In the years that followed, Hank and Vicki spent many a Missouri winter’s night mapping and plotting summer outings navigating American rivers aboard their boat, The Missouri Traveler. On these journeys, they stopped to explore towns along their route until they finally reached the Florida Keys. At that point, the two co-captains decided to venture across the Florida Straits to Cuba and invited us to join them in 2003. On our 90-mile midnight-to-dawn crossing from Key West to Cuba and over the course of our walks around Old Havana, we once again witnessed what an incredible and perfectly matched couple Hank and Vicki were. We loved their sense of fun, easy way with strangers, and generosity in inviting friends and family to come along on for the ride.
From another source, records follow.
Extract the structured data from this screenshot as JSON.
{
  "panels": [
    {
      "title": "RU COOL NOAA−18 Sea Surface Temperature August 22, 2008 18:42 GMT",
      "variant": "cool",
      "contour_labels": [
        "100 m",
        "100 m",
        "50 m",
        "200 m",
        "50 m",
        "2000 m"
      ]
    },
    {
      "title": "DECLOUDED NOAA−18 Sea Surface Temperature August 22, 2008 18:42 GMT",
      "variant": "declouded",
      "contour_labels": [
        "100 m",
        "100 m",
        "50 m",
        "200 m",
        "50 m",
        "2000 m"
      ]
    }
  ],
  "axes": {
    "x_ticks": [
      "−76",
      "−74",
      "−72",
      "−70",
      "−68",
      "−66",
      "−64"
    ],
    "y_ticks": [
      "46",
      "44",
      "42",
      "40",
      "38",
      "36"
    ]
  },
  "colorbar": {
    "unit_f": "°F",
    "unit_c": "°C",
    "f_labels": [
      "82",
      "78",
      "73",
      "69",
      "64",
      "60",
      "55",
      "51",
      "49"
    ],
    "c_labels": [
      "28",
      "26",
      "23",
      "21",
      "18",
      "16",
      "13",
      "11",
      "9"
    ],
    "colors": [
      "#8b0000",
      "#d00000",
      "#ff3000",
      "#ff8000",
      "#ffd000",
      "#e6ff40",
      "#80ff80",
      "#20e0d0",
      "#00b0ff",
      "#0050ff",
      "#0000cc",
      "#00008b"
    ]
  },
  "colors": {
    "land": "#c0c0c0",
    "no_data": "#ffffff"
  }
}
In the years that followed, Hank was the golden heart of a circle of compatriots we dubbed “the Algonquin Scribblers.” Conceived and convened by Kit, the Scribblers had deep roots in the worlds of newspaper and radio journalism. We gathered every six weeks at Boomerang Creek from 2011 until Kit and I moved to Nevada City a decade later. Our purpose was to share a few bottles of wine while whining about the current state of politics and role of the media.
Over dinner last week, Kit and I talked about Hank and our final encounter with his energy and light three Augusts ago. We’d set out on a pre-dawn walk around our meadow at Boomerang Creek. Venus was bright in the sky that morning. Just after 6 a.m., a second celestial body was momentarily visible overhead. Then just as suddenly, it was gone. I will forever believe it was Hank setting off on his final journey, pausing to wink at us one last time as his bright, undaunted spirit soared upward toward a new world.